Personal information
- Full name: Joseph Raymond Cormack
- Born: 30 August 1966 (age 59)
- Original team: Swan Districts
- Height: 178 cm (5 ft 10 in)
- Weight: 79 kg (174 lb)

Playing career^{1}
- Years: Club / Games (Goals)
- 1988–89: Swan Districts / 61 (64)
- 1986–1989: West Coast Eagles / 10 (7)
- 1990: Claremont / 21 (36)
- 1991–1992: Fitzroy / 26 (17)
- Total:  / 118 (124)
- ^{1} Playing statistics correct to the end of 1992.

= Joe Cormack =

Australian rules footballer

Joe Cormack (born 30 August 1966) is a former Australian rules footballer who played for the West Coast Eagles and Fitzroy in the Victorian/Australia Football League (VFL/AFL).
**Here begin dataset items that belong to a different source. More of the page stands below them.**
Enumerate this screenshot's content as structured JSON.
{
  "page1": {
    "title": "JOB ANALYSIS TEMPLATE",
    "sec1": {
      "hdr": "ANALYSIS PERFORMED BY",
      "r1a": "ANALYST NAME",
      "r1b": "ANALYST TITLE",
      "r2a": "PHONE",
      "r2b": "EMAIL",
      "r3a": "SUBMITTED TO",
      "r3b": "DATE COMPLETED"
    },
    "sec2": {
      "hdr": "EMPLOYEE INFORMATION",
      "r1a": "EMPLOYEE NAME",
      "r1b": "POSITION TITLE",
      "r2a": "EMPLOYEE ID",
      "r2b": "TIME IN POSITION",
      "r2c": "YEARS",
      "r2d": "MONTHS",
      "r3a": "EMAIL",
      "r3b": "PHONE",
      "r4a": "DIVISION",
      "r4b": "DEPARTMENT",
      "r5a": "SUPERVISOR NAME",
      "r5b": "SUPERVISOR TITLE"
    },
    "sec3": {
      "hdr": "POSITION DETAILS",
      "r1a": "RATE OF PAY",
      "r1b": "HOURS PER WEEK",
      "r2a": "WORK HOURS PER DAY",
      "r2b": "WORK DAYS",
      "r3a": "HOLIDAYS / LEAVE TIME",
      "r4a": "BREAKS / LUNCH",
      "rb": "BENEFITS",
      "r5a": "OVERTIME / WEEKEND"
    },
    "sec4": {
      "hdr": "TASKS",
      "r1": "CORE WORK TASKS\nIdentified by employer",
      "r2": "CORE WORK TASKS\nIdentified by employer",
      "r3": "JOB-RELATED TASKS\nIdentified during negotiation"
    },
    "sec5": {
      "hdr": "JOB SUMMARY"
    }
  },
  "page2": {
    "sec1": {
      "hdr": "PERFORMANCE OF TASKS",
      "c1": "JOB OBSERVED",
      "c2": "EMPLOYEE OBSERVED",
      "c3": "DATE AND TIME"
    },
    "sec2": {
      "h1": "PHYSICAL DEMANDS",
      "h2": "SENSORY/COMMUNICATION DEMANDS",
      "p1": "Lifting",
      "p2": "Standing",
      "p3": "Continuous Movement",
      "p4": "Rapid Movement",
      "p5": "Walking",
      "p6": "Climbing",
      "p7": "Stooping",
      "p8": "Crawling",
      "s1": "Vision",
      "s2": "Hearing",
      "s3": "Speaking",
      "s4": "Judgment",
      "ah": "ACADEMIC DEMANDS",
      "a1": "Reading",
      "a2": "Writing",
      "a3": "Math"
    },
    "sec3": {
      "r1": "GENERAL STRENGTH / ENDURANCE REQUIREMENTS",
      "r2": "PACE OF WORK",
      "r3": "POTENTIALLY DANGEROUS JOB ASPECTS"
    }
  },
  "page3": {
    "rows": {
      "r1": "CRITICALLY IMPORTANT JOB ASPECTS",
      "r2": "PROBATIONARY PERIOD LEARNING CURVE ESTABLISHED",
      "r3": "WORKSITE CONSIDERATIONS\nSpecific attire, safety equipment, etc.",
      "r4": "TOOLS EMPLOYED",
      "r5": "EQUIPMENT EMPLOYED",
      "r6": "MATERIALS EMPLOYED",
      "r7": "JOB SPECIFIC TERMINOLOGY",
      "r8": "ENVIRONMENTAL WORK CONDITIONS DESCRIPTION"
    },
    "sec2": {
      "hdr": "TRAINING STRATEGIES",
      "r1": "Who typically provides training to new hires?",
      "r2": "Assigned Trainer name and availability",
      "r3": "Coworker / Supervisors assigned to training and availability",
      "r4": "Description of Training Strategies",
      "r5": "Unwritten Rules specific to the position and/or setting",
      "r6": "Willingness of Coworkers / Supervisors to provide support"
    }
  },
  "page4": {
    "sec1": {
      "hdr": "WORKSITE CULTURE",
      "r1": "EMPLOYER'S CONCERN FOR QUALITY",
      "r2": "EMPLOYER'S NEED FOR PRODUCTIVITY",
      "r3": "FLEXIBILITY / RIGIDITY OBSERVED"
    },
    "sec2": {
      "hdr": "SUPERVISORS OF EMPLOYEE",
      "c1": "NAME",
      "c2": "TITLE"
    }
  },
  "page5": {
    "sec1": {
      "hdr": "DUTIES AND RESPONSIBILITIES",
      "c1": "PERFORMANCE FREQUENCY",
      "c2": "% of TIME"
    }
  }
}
West Coast recruited Cormack from Swan Districts, where he had played since 1986. He spent two seasons with the West Coast Eagles but was unable to cement his spot in the team and was traded to Fitzroy, for Dale Kickett. At a much weaker club, Cormack was able to get regular games and when Fitzroy defeated Sydney at the SCG in 1992, his two goals and 31 disposals earned him three Brownlow Medal votes.

Cormark was a Western Australian State of Origin representative at the 1988 Adelaide Bicentennial Carnival.